Gautreau Guillaume, Pejoski David, Le Grand Roger, Cosma Antonio, Beignon Anne-Sophie, Tchitchek Nicolas
Bioinformatics. 2017 Mar 1;33(5):779-781. doi: 10.1093/bioinformatics/btw708.
Flow, hyperspectral and mass cytometry are experimental techniques measuring cell marker expressions at the single cell level. The recent increase of the number of markers simultaneously measurable has led to the development of new automatic gating algorithms. Especially, the SPADE algorithm has been proposed as a novel way to identify clusters of cells having similar phenotypes in high-dimensional cytometry data. While SPADE or other cell clustering algorithms are powerful approaches, complementary analysis features are needed to better characterize the identified cell clusters.
We have developed SPADEVizR, an R package designed for the visualization, analysis and integration of cell clustering results. The available statistical methods allow highlighting cell clusters with relevant biological behaviors or integrating them with additional biological variables. Moreover, several visualization methods are available to better characterize the cell clusters, such as volcano plots, streamgraphs, parallel coordinates, heatmaps, or distograms. SPADEVizR can also generate linear, Cox or random forest models to predict biological outcomes, based on the cell cluster abundances. Additionally, SPADEVizR has several features allowing to quantify and to visualize the quality of the cell clustering results. These analysis features are essential to better interpret the behaviors and phenotypes of the identified cell clusters. Importantly, SPADEVizR can handle clustering results from other algorithms than SPADE.
SPADEVizR is distributed under the GPL-3 license and is available at https://github.com/tchitchek-lab/SPADEVizR .
Supplementary data are available at Bioinformatics online.
流式细胞术、高光谱成像和质谱细胞术是在单细胞水平测量细胞标志物表达的实验技术。近年来,可同时测量的标志物数量不断增加,促使了新的自动门控算法的发展。特别是,SPADE算法被提出作为一种在高维细胞术数据中识别具有相似表型的细胞簇的新方法。虽然SPADE或其他细胞聚类算法是强大的方法,但仍需要互补的分析功能来更好地表征已识别的细胞簇。

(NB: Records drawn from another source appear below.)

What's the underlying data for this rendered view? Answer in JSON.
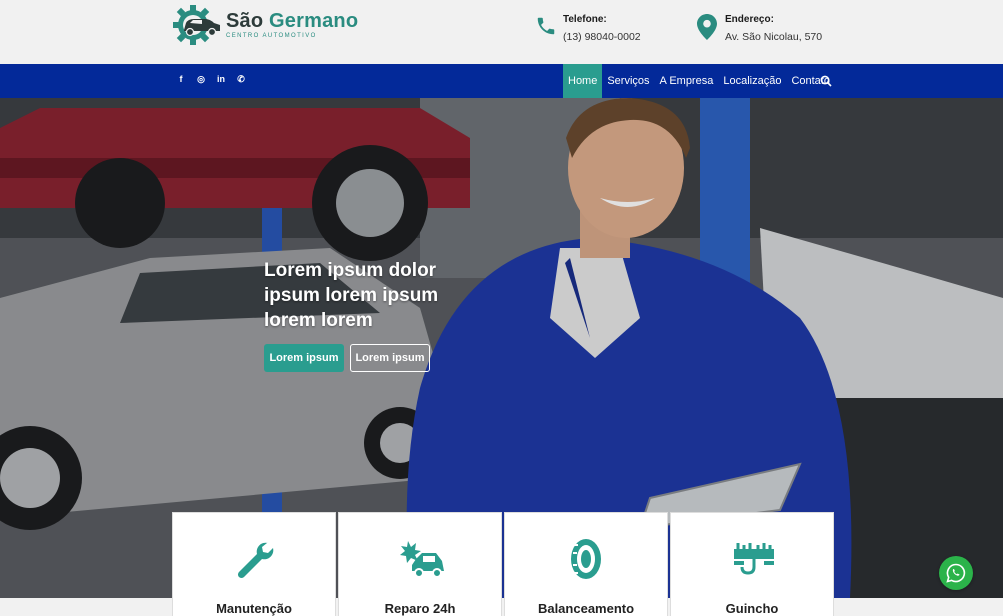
{
  "brand": {
    "name_part1": "São",
    "name_part2": "Germano",
    "tagline": "CENTRO AUTOMOTIVO"
  },
  "contacts": [
    {
      "label": "Telefone:",
      "value": "(13) 98040-0002",
      "icon": "phone-icon"
    },
    {
      "label": "Endereço:",
      "value": "Av. São Nicolau, 570",
      "icon": "map-pin-icon"
    }
  ],
  "social": [
    {
      "glyph": "f",
      "icon": "facebook-icon"
    },
    {
      "glyph": "◎",
      "icon": "instagram-icon"
    },
    {
      "glyph": "in",
      "icon": "linkedin-icon"
    },
    {
      "glyph": "✆",
      "icon": "whatsapp-icon"
    }
  ],
  "menu": [
    {
      "label": "Home",
      "active": true
    },
    {
      "label": "Serviços",
      "active": false
    },
    {
      "label": "A Empresa",
      "active": false
    },
    {
      "label": "Localização",
      "active": false
    },
    {
      "label": "Contato",
      "active": false
    }
  ],
  "hero": {
    "title": "Lorem ipsum dolor ipsum lorem ipsum lorem lorem",
    "primary_button": "Lorem ipsum",
    "secondary_button": "Lorem ipsum"
  },
  "services": [
    {
      "title": "Manutenção",
      "icon": "wrench-icon"
    },
    {
      "title": "Reparo 24h",
      "icon": "car-crash-icon"
    },
    {
      "title": "Balanceamento",
      "icon": "tire-icon"
    },
    {
      "title": "Guincho",
      "icon": "tow-hook-icon"
    }
  ],
  "colors": {
    "accent": "#2a9d8f",
    "navbar": "#032999",
    "whatsapp": "#2bb34a"
  }
}
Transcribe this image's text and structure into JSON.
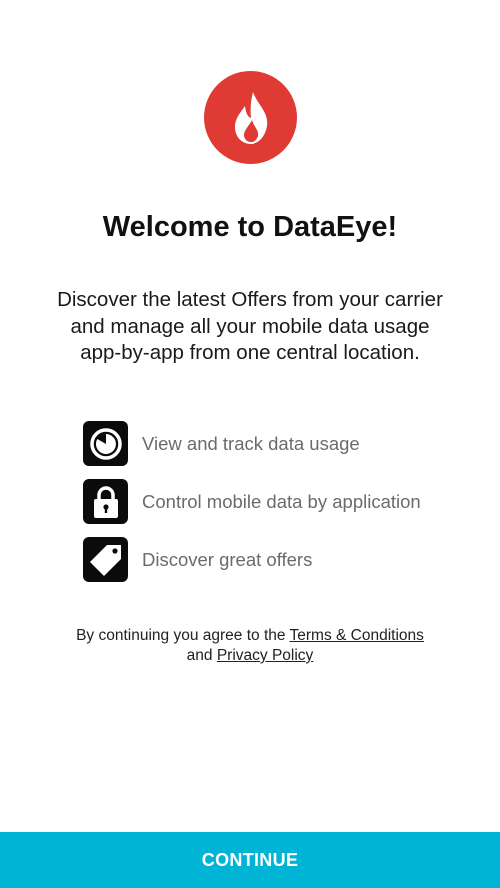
{
  "app": {
    "logo_icon": "flame-icon",
    "brand_color": "#e03a35",
    "accent_color": "#00b4d6"
  },
  "welcome": {
    "title": "Welcome to DataEye!",
    "intro": "Discover the latest Offers from your carrier and manage all your mobile data usage app-by-app from one central location."
  },
  "features": [
    {
      "icon": "pie-chart-icon",
      "label": "View and track data usage"
    },
    {
      "icon": "lock-icon",
      "label": "Control mobile data by application"
    },
    {
      "icon": "tag-icon",
      "label": "Discover great offers"
    }
  ],
  "legal": {
    "prefix": "By continuing you agree to the ",
    "terms_link": "Terms & Conditions",
    "conjunction": "and ",
    "privacy_link": "Privacy Policy"
  },
  "actions": {
    "continue_label": "CONTINUE"
  }
}
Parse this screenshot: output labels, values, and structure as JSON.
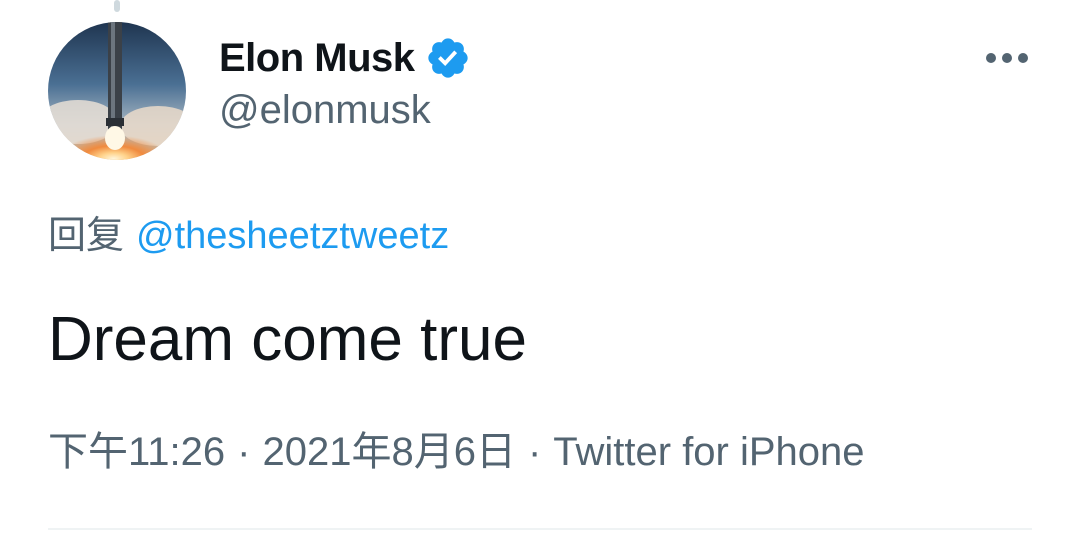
{
  "tweet": {
    "author": {
      "display_name": "Elon Musk",
      "handle": "@elonmusk",
      "verified": true,
      "avatar_icon": "rocket-launch-avatar"
    },
    "more_icon": "more-horizontal-icon",
    "reply": {
      "prefix": "回复",
      "mention": "@thesheetztweetz"
    },
    "text": "Dream come true",
    "meta": {
      "time": "下午11:26",
      "separator": "·",
      "date": "2021年8月6日",
      "source": "Twitter for iPhone"
    }
  },
  "colors": {
    "accent": "#1d9bf0",
    "text_primary": "#0f1419",
    "text_secondary": "#536471",
    "divider": "#eff3f4"
  }
}
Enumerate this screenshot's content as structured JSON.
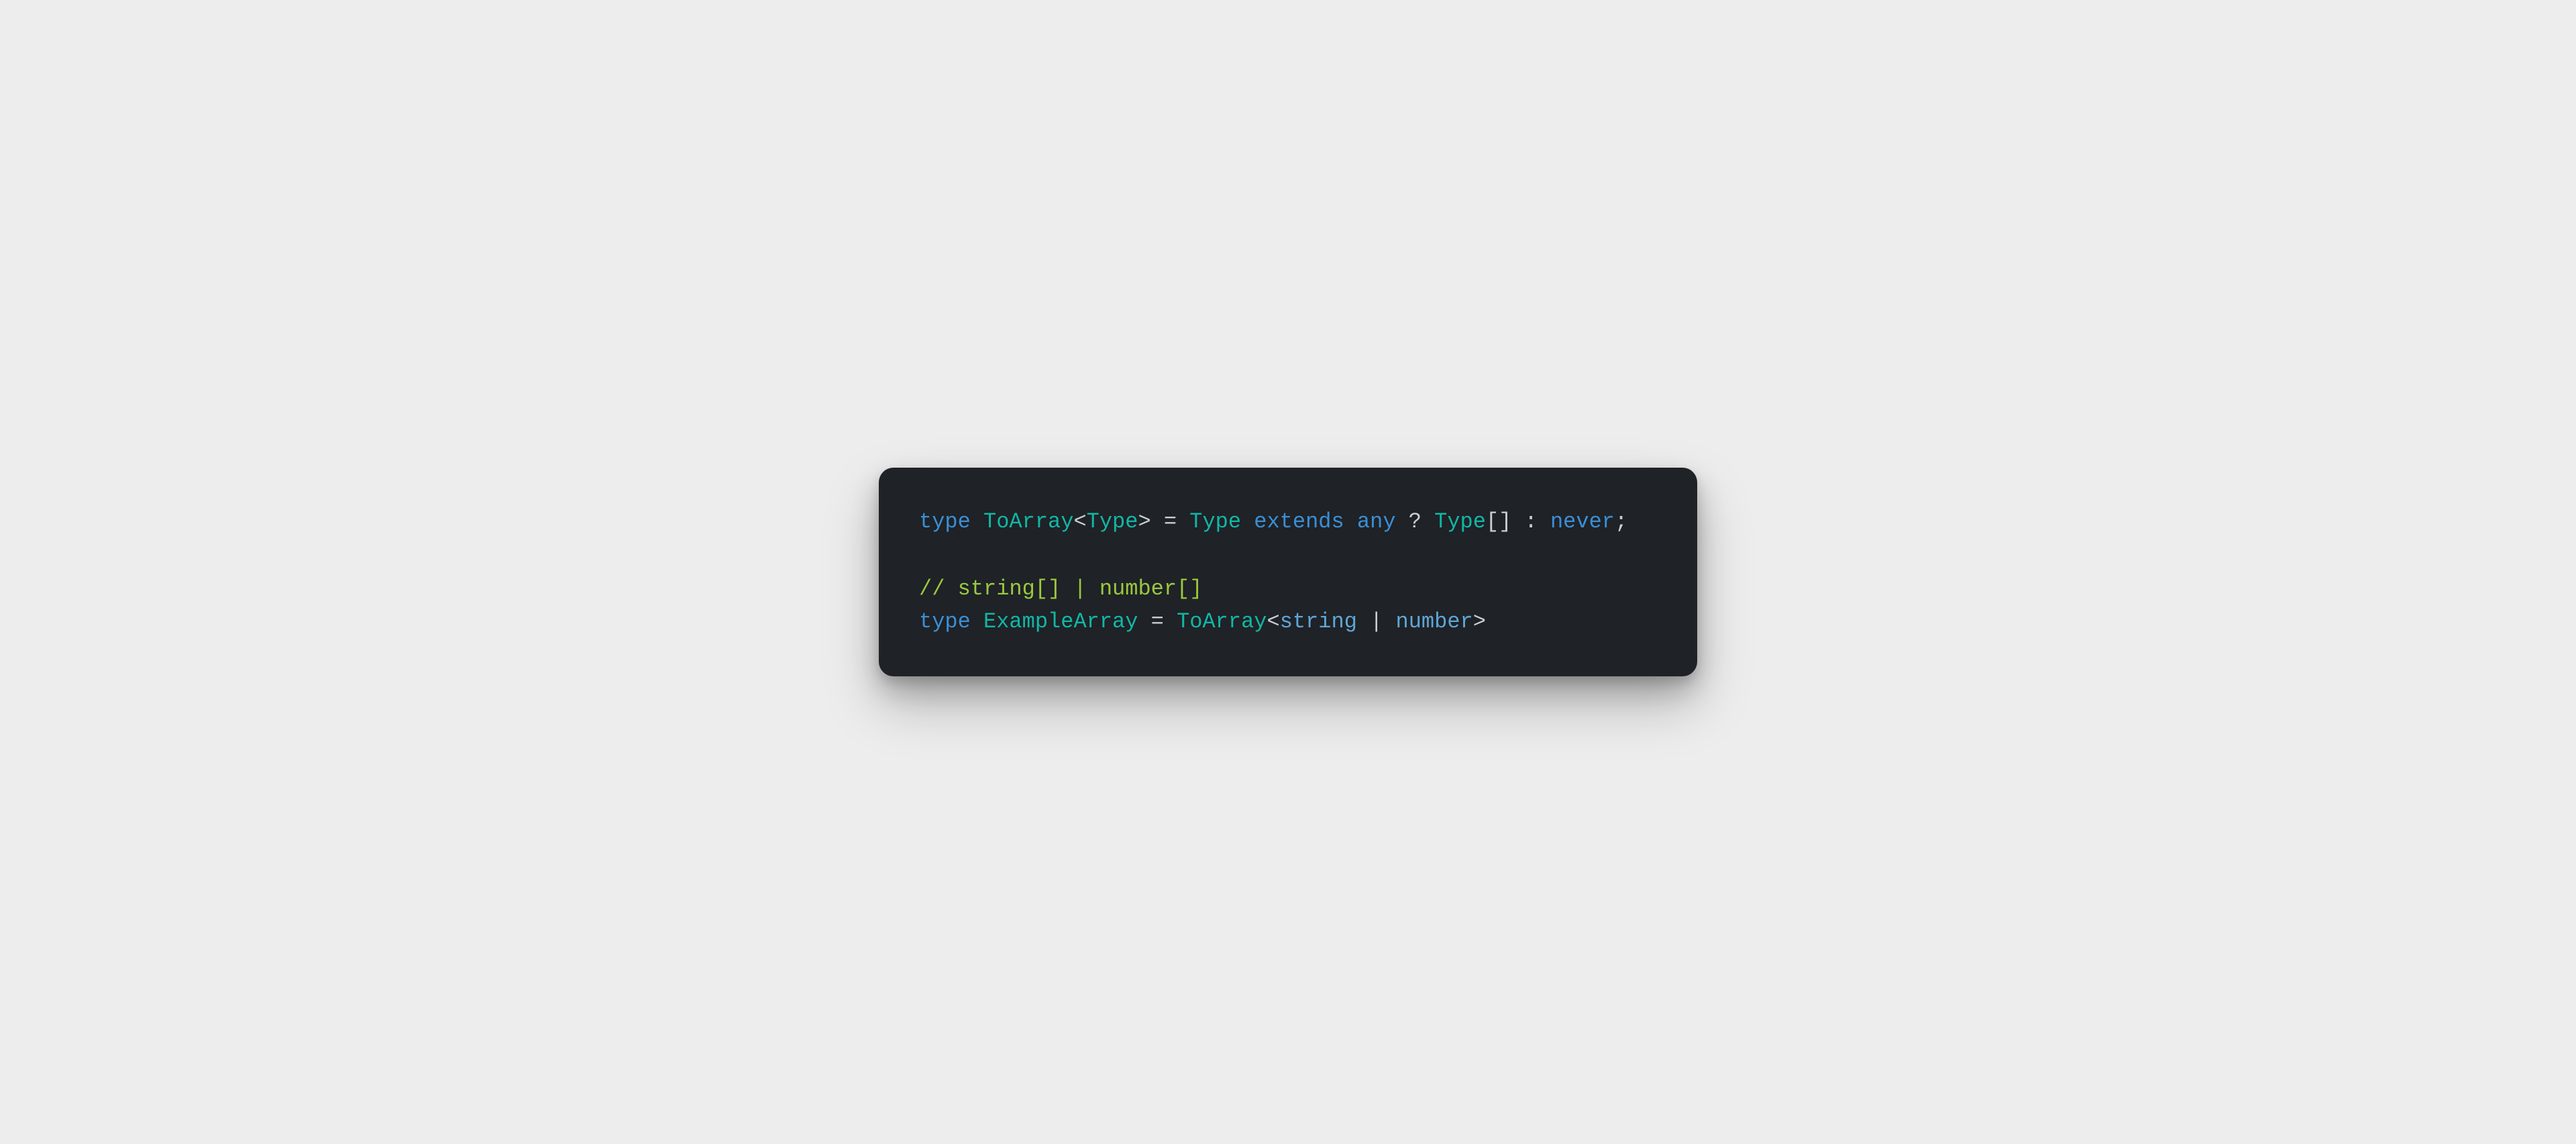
{
  "colors": {
    "background": "#ededed",
    "card": "#1f2226",
    "keyword": "#3a8fd6",
    "className": "#11b7a6",
    "punctuation": "#c9cfd6",
    "comment": "#9ac840",
    "builtinType": "#5fa6d8"
  },
  "code": {
    "line1": {
      "t1": "type",
      "t2": " ",
      "t3": "ToArray",
      "t4": "<",
      "t5": "Type",
      "t6": ">",
      "t7": " = ",
      "t8": "Type",
      "t9": " ",
      "t10": "extends",
      "t11": " ",
      "t12": "any",
      "t13": " ? ",
      "t14": "Type",
      "t15": "[] : ",
      "t16": "never",
      "t17": ";"
    },
    "line2": "",
    "line3": {
      "t1": "// string[] | number[]"
    },
    "line4": {
      "t1": "type",
      "t2": " ",
      "t3": "ExampleArray",
      "t4": " = ",
      "t5": "ToArray",
      "t6": "<",
      "t7": "string",
      "t8": " | ",
      "t9": "number",
      "t10": ">"
    }
  }
}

我们开发了SPADEVizR,这是一个用于细胞聚类结果可视化、分析和整合的R包。现有的统计方法能够突出显示具有相关生物学行为的细胞簇,或将它们与其他生物学变量进行整合。此外,还有几种可视化方法可用于更好地表征细胞簇,如火山图、流图、平行坐标图、热图或距离直方图。SPADEVizR还可以基于细胞簇丰度生成线性、Cox或随机森林模型来预测生物学结果。此外,SPADEVizR具有多个功能,可量化和可视化细胞聚类结果的质量。这些分析功能对于更好地解释已识别细胞簇的行为和表型至关重要。重要的是,SPADEVizR可以处理来自SPADE以外其他算法的聚类结果。
SPADEVizR根据GPL-3许可分发,可在https://github.com/tchitchek-lab/SPADEVizR获取。
补充数据可在《生物信息学》在线获取。